2024-05-04 06:00:47
When the president of the United States, Joe Biden, proposed to suspend patents for covid-19 vaccines so that developing countries could produce their doses, spokespersons for the pharmaceutical industry called the idea useless. Technologically backward countries could not have the talent and infrastructure necessary to manufacture something so complex.
However, that was exactly what was being forged in those same years with another class of innovative drugs: CAR-T therapiestechniques that are revolutionizing the oncology. These treatments consist of extract cells from the immune system of a patient (T lymphocytes), modify them genetically, and reintroduce them into the patient, where the modified cells attack the cancer. This strategy has been successful in a number of previously untreatable cancers and leukemias – but it is very expensive (until 400.000 euros per treatment).
Barcelona has a fundamental role in the milestone of bringing it to India, at a price potentially ten times lower. This was said on Tuesday at the Institute of Bioengineering of Catalonia (IBEC) Siddhartha Mukherjee, an oncologist at Columbia University. The doctor presented his latest book there, ‘The harmony of cells’ (Debate)a volume in which he once again displays his narrative and metaphorical magic, which already earned him a Pulitzer Prize in 2011. Mukherjee’s visit was not just any stage of his tour. In Barcelona, the researcher has reunited with Manel Juanoncologist at Hospital Clínic, a fundamental ally in the milestone of bringing CAR-T to India.
A new way of making medicines
“The traditional way to discover drugs was to target specific proteins or reactions. Now we are seeing that the cell assembly, and its relationship with the rest of the body, is the site where healing occurs. By modifying the physiology of the cell we can modify that of the body,” explains Mukherjee.
This paradigm shift translates, in the case of CAR-T therapies, into a small genetic modification of cells of the immune system. Once they are reintroduced into the patient, their own immune system Take advantage of this modification to cure the patient, explains Juan.
The ideas behind this technique were developed in public universities. But the companies that have turned them into drugs have put them on the market with enormous prices. It is one more case of the exponential growth in the prices of innovative drugs that has been registered in recent years.
“The prices are absurd. They are expensive therapies to manufacture and companies have assumed investments and failures. But the feeling is that they are inflated,” observes Mukherjee. “So I thought we could manufacture the therapy ourselves, and do it in India at a price of up to a tenth or a twentieth“, Explain.
That is the goal of Immuneela company created by the doctor together with other partners and located in a oncology hospital in Bangalore. Mukherjee was born in India and lived there for a few years before going to study in the United States. This country is especially suitable for a project of this type, because it has the most powerful industry of generic drugs of the world.
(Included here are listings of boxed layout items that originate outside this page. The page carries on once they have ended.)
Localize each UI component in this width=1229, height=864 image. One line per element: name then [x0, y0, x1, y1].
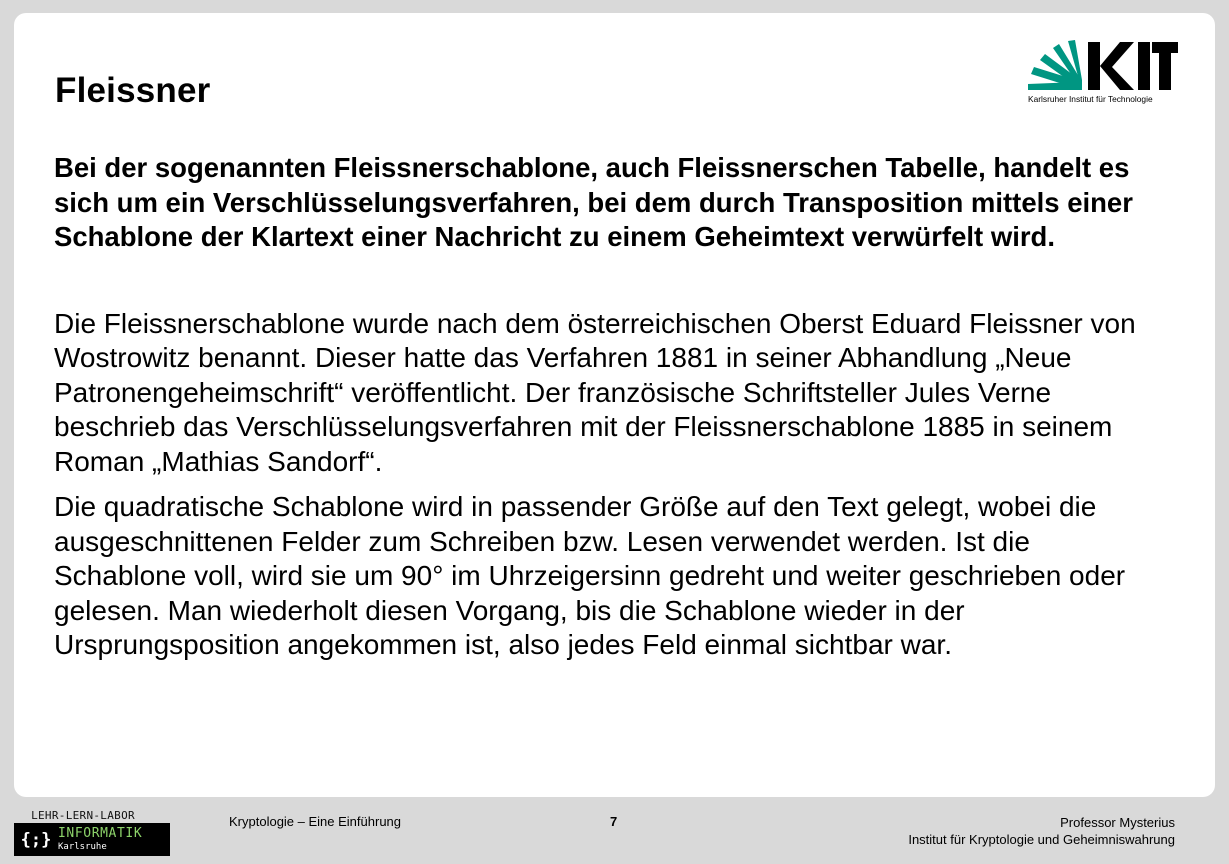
footer-author-block	[908, 814, 1175, 848]
slide-footer	[0, 797, 1229, 864]
lab-logo-name: INFORMATIK	[58, 826, 143, 841]
lehr-lern-labor-logo	[14, 809, 170, 856]
slide-content	[54, 151, 1164, 674]
footer-course: Kryptologie – Eine Einführung	[229, 814, 402, 829]
lab-logo-city: Karlsruhe	[58, 842, 107, 852]
braces-icon: {;}	[20, 829, 52, 850]
lead-paragraph: Bei der sogenannten Fleissnerschablone, auch Fleissnerschen Tabelle, handelt es sich um ein Verschlüsselungsverfahren, bei dem durch Transposition mittels einer Schablone der Klartext einer Nachricht zu einem Geheimtext verwürfelt wird.	[54, 152, 1133, 252]
history-paragraph: Die Fleissnerschablone wurde nach dem österreichischen Oberst Eduard Fleissner von Wostrowitz benannt. Dieser hatte das Verfahren 1881 in seiner Abhandlung „Neue Patronengeheimschrift“ veröffentlicht. Der französische Schriftsteller Jules Verne beschrieb das Verschlüsselungsverfahren mit der Fleissnerschablone 1885 in seinem Roman „Mathias Sandorf“.	[54, 307, 1136, 477]
page-number: 7	[610, 814, 618, 829]
slide-title: Fleissner	[55, 71, 211, 110]
kit-logo-mark	[1028, 40, 1178, 92]
lab-logo-box	[14, 823, 170, 856]
slide	[14, 13, 1215, 797]
kit-tagline: Karlsruher Institut für Technologie	[1028, 94, 1153, 104]
footer-institute: Institut für Kryptologie und Geheimniswahrung	[908, 832, 1175, 847]
lab-logo-top: LEHR-LERN-LABOR	[31, 809, 135, 822]
method-paragraph: Die quadratische Schablone wird in passender Größe auf den Text gelegt, wobei die ausgeschnittenen Felder zum Schreiben bzw. Lesen verwendet werden. Ist die Schablone voll, wird sie um 90° im Uhrzeigersinn gedreht und weiter geschrieben oder gelesen. Man wiederholt diesen Vorgang, bis die Schablone wieder in der Ursprungsposition angekommen ist, also jedes Feld einmal sichtbar war.	[54, 491, 1126, 660]
footer-author: Professor Mysterius	[1060, 815, 1175, 830]
kit-logo	[1028, 40, 1178, 106]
From the outset, Mukherjee sought the complicity of the pharmaceutical industry. “They showed no interest. They were not interested in innovating the price of medicines and benefiting a larger population,” he explains.
The connection with Barcelona
That’s when they discovered that a hospital in Barcelona It was capable of manufacturing these therapies at home, in a public structure and without pharmaceutical companies involved. In October 2020, Immuneel signed an agreement with the clinicwhich gave him permission to develop the same technique in India.
At this point the knowledge transfer between Barcelona and Bangalore. “It happened in the middle of the pandemic, which limited visits. We even send you recorded videos with the mobile of the processes we do,” explains Juan. “They already had the tools and knowledge to do it. They asked us the details for greater peace of mind,” adds the doctor.
The refusal of the Global North to transfer knowledge about innovative medicines to developing countries is one of the hot topics of the pandemic treaty under negotiation at the WHO. “The difficulty of transfer knowledge”, opines Mukherjee.
Now, the CAR-T unit in Bangalore “looks very similar to the one in Barcelona,” says the oncologist. Medicines manufactured there have been supplied to some dozens of patients within the framework of a clinical trial which should lead to approval and commercialization at an affordable price. “Now we are developing our own therapies and the results we achieve will be devolvérselos and Barcelona”, affirms Mukherjee.
Recently, the European Union has studied a regulation change that could hinder hospital production of CAR-T therapies. As in the case of the pandemic treaty, Europe could align itself with the interests of the industry. “The industry failed to control the transplants and this hurt him. For this reason, he has achieved that advanced therapies have the status of a drug and not a treatment,” explains Juan.
But the doctor hopes that the potential of these therapies will not be wasted. “These treatments do not consist of giving you a miracle drug, but rather improve your body’s own capabilities. This opens up a real possibility. revolutionary”, concludes the doctor.